Workshop
Workshop on Enormous Language Models: Perspectives and Benchmarks
Colin Raffel · Adam Roberts · Amanda Askell · Daphne Ippolito · Ethan Dyer · Guy Gur-Ari · Jared Kaplan · Jascha Sohl-Dickstein · Katherine Lee · Melanie Subbiah · Sam McCandlish · Tom Brown · William Fedus · Vedant Misra · Ambrose Slone · Daniel Freeman
Fri 7 May, 7:45 a.m. PDT
Language models that have been trained on unlabeled text data are a cornerstone of modern natural language processing (NLP) research, and many recent state-of-the-art results in NLP were achieved by leveraging these self-supervised models. The success of this recipe is largely thanks to scalability: Better results can often be obtained by training larger models on larger amounts of unlabeled text data. This places our field at a crossroads. Will scaling lead to models that outperform humans on all text-based tasks, or are there limits to the scalability of these models? Should we focus on simply scaling these models, or should we design more sophisticated architectures and training schemes? Do our current benchmark effectively test capabilities that humans can master but large language models lack?

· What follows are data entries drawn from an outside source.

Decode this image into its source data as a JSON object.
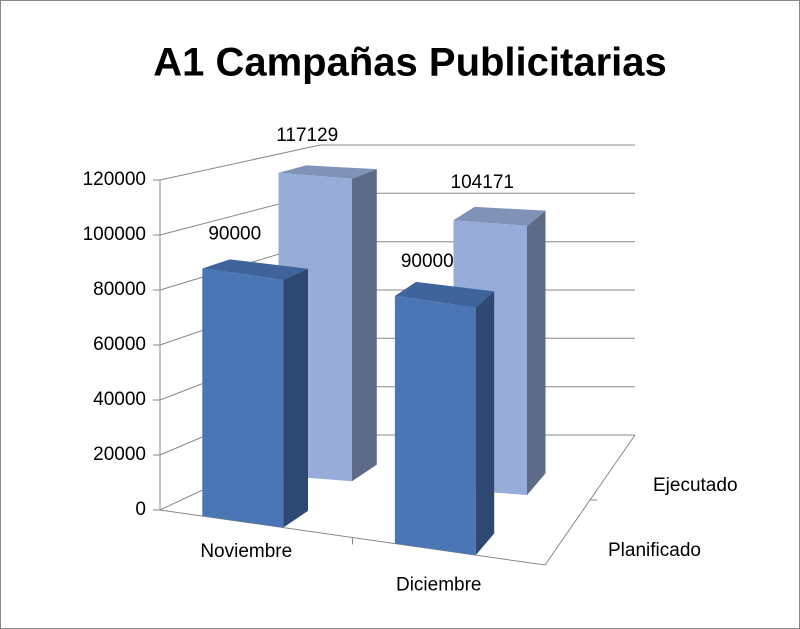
{
  "chart_data": {
    "type": "bar3d",
    "title": "A1 Campañas Publicitarias",
    "categories": [
      "Noviembre",
      "Diciembre"
    ],
    "series": [
      {
        "name": "Planificado",
        "color": "#4a76b6",
        "values": [
          90000,
          90000
        ]
      },
      {
        "name": "Ejecutado",
        "color": "#97acd8",
        "values": [
          117129,
          104171
        ]
      }
    ],
    "ylim": [
      0,
      120000
    ],
    "yticks": [
      0,
      20000,
      40000,
      60000,
      80000,
      100000,
      120000
    ],
    "grid": true
  }
}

How can we address the legal and ethical issues that arise from using unstructured web crawls for training language models? What can we learn from the fields of cognition, linguistics, and philosophy as we attempt to measure the “intelligence” of machines? The goal of this workshop is to find answers to these questions by inviting a diverse group of researchers to critically examine the state of giant language models.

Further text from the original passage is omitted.